2. POETRY IS EAR CANDY! READ WORK ALOUD!

not just yours but other poets, any poet. listen to how they write to inform your reading, listen to how the words tickle your tongue while they tickle your fancy, how they might roll around in your mouth, slide into each other, or dance right out to seduce your ear.

3. MAKE CHOICES. know that every thing you do in your poem is a choice you make to inform your reader how to read and understand your poem.

avoid:

1. centering your poem unless you have a specific reason for centering–unless it’s a concrete poem or a stanza poem like herbert’s easter wings or you have some other reason which helps your reader understand your poem. poems on hallmark cards are centered. unless you are writing a poem which you will be submitting to a card company, do not center it.

2. if you must rhyme (for example you are writing a ballad or villanelle or some particular form) put the rhyme at the end of the line.    

3.

i am working on this post still…more to come soon. i already wrote it once and it got eaten by the cyberspace monster

4 Comments leave one →
  1. November 22, 2007 12:20 am

    LOL! (laugh out loud) – this brings back such memories for me of the first time i got tagged with a meme and i had to email bloggers to ask them WTF is this and what do i do with it?
    Just to be persnickity I started slightly “changing” or leaving Rhi-isms in portions of the memes so i could later see if my warped versions made their way out into the big bad blog world.
    of course i’m slightly evil like that. Also easily amused.

    Trying to figure out blogese was it’s own challenge. it took me 6 months to realize ROFL meant Roll On Floor Laughing and LMAO meant Laugh My Ass Off.

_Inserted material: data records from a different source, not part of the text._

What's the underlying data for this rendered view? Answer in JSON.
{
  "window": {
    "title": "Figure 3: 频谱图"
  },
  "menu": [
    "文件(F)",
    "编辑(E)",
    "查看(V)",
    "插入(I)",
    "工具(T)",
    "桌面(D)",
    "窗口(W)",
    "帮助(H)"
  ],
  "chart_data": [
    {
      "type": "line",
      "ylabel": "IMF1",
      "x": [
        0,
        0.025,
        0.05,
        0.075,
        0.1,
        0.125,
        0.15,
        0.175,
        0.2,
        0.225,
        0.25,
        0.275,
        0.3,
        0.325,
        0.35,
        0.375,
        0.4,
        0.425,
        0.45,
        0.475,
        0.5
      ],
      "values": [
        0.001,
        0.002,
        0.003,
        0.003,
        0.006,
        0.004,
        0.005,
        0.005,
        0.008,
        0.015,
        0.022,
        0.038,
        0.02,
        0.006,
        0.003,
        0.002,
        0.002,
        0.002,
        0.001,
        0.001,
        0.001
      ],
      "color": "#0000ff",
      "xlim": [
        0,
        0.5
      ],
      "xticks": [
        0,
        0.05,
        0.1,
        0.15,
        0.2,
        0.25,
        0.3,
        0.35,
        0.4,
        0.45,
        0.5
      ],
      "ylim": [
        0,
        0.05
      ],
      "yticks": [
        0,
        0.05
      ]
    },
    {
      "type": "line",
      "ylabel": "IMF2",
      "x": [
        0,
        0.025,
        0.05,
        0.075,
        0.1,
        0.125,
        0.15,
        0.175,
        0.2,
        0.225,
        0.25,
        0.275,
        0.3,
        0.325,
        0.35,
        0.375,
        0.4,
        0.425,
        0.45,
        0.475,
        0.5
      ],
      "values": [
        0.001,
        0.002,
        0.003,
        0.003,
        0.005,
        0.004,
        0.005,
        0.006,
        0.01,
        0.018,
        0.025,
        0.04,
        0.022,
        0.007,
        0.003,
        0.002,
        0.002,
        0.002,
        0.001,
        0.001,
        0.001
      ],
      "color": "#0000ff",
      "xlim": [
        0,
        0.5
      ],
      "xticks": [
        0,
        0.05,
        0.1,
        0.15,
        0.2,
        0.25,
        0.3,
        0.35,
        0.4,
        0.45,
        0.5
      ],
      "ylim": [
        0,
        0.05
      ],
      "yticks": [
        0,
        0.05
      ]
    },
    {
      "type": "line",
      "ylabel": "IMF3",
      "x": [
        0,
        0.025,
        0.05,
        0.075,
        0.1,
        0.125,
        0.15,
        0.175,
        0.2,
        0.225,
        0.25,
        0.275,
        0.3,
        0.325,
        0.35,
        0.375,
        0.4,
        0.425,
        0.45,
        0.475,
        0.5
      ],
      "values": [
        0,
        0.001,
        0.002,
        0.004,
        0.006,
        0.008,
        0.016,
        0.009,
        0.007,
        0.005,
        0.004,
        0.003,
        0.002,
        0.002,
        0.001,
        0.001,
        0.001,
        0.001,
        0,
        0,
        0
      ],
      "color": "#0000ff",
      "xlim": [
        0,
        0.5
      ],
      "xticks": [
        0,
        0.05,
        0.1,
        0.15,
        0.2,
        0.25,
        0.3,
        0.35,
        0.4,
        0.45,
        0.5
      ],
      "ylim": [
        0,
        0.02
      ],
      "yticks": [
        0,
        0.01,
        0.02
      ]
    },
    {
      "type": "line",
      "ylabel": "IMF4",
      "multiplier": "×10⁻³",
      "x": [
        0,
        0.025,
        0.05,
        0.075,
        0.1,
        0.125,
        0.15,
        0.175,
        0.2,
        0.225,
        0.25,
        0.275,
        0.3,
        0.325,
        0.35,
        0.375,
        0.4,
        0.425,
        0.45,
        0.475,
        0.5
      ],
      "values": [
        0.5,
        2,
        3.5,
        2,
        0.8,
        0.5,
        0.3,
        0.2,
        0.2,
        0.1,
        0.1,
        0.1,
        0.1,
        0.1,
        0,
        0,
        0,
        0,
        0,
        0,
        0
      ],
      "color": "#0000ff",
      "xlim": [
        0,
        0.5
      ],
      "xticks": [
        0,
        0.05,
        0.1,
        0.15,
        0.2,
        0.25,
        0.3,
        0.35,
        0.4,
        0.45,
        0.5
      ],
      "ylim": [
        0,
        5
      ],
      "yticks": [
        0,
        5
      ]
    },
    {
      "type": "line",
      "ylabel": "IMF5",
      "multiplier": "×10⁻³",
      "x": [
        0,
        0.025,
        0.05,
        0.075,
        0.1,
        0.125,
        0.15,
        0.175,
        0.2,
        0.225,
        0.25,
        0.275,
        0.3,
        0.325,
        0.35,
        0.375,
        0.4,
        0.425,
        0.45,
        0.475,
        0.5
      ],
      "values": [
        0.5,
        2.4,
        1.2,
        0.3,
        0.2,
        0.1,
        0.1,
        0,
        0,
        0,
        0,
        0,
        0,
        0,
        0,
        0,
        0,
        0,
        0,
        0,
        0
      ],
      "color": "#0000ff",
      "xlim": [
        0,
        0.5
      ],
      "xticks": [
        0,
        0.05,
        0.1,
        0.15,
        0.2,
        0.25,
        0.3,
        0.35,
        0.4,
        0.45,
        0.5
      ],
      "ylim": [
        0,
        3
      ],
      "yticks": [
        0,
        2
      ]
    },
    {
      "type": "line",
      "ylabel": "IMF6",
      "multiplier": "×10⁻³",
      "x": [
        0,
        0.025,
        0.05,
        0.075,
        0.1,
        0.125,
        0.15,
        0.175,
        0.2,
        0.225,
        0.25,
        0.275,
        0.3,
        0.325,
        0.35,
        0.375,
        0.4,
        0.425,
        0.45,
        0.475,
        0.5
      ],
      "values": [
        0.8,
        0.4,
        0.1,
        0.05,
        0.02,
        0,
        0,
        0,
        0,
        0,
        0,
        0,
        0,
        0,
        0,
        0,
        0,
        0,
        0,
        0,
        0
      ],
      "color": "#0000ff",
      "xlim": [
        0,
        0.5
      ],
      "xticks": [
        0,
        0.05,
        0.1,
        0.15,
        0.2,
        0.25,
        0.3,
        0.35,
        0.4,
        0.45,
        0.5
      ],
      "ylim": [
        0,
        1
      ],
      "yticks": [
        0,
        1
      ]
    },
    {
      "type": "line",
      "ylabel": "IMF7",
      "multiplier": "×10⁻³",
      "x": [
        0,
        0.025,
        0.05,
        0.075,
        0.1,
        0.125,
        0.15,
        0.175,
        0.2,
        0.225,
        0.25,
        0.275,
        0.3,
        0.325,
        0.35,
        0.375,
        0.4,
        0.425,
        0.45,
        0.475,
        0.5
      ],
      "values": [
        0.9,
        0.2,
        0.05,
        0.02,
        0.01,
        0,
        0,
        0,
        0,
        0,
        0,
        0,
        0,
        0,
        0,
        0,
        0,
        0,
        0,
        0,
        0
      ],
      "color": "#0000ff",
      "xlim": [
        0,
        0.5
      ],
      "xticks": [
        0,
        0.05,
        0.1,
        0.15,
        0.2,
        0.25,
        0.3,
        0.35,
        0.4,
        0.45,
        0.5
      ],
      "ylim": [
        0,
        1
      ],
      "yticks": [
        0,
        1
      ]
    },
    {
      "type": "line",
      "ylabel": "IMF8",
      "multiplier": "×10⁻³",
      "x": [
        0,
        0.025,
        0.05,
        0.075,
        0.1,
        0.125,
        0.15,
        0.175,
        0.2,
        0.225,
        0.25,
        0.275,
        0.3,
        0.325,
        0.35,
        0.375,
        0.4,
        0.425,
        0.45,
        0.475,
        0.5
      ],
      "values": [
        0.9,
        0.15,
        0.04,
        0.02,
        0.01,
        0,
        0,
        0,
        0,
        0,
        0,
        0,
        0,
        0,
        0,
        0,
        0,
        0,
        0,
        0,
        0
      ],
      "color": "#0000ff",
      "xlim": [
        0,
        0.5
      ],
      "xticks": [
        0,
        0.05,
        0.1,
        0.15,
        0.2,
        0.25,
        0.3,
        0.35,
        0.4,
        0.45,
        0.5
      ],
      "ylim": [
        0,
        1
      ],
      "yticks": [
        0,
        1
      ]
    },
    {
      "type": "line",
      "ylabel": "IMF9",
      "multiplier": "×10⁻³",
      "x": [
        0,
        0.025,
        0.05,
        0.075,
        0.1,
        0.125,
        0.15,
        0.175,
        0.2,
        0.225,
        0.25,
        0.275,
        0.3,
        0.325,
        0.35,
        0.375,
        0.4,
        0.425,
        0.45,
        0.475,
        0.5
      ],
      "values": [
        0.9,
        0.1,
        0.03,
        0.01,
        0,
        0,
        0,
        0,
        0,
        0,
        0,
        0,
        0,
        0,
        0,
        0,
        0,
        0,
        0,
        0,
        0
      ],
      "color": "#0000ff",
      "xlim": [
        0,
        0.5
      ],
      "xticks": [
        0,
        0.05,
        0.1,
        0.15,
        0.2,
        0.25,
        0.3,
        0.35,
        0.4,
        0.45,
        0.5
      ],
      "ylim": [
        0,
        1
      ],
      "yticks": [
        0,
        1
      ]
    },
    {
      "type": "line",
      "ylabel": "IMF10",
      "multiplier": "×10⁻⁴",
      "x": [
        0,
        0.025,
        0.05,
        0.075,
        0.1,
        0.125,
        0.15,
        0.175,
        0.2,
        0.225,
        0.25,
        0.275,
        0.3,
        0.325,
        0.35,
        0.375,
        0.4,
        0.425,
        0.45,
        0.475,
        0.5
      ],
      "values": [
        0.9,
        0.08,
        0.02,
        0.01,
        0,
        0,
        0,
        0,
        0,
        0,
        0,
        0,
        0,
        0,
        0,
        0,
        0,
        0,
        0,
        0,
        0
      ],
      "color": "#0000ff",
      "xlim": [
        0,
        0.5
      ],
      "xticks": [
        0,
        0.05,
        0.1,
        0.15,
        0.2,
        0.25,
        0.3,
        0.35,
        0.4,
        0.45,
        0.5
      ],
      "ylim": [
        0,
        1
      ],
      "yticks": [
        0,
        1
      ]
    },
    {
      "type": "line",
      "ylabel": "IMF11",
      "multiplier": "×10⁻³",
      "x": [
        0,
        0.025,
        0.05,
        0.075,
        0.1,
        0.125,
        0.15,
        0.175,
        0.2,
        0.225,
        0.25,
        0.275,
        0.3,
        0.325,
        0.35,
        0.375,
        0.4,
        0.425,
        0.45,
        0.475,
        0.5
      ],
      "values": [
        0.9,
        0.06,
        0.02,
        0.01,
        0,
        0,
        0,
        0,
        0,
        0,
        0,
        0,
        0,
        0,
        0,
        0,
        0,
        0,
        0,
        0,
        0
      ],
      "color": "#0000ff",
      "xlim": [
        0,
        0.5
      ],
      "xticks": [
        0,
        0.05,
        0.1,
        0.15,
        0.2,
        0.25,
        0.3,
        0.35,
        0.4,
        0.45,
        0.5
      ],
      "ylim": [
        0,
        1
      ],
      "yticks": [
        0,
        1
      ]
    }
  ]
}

For the longest time i thought ROFL was code for puke.

  2. November 22, 2007 12:21 am

    ps – great advice!

  3. November 22, 2007 1:27 am

    LOL! Rhian, that’s the first thing I thought when I read ROFL, too. I didn’t get “ttyl” right off the bat, either.

    Gwen – All your “attend to” idea make complete sense to me, I’m just wondering about #2 on your “not to do” list. I really like internal rhymes if they surprise me. Can you clarify or were you being snarky?

  4. artpredator permalink*
    November 22, 2007 7:08 am

    i haven’t figured out how to find my work on this crappy dell using internet explorer when i lose my connection. i lost this post 2x!! and have been left with this draft.

    i too like internal rhymes–but i see in beginning poets rhyming poems where the rhyme is not at the end of the line. i actually revisde this so the point is much mroe well put and accomodates internal rhymes. just haven’t been able to get back into that head space and have the time to do it.

    i’m def a neophyte with the jargon here. i have a student this semester who has no email account –she only text messages. fascinating world out there.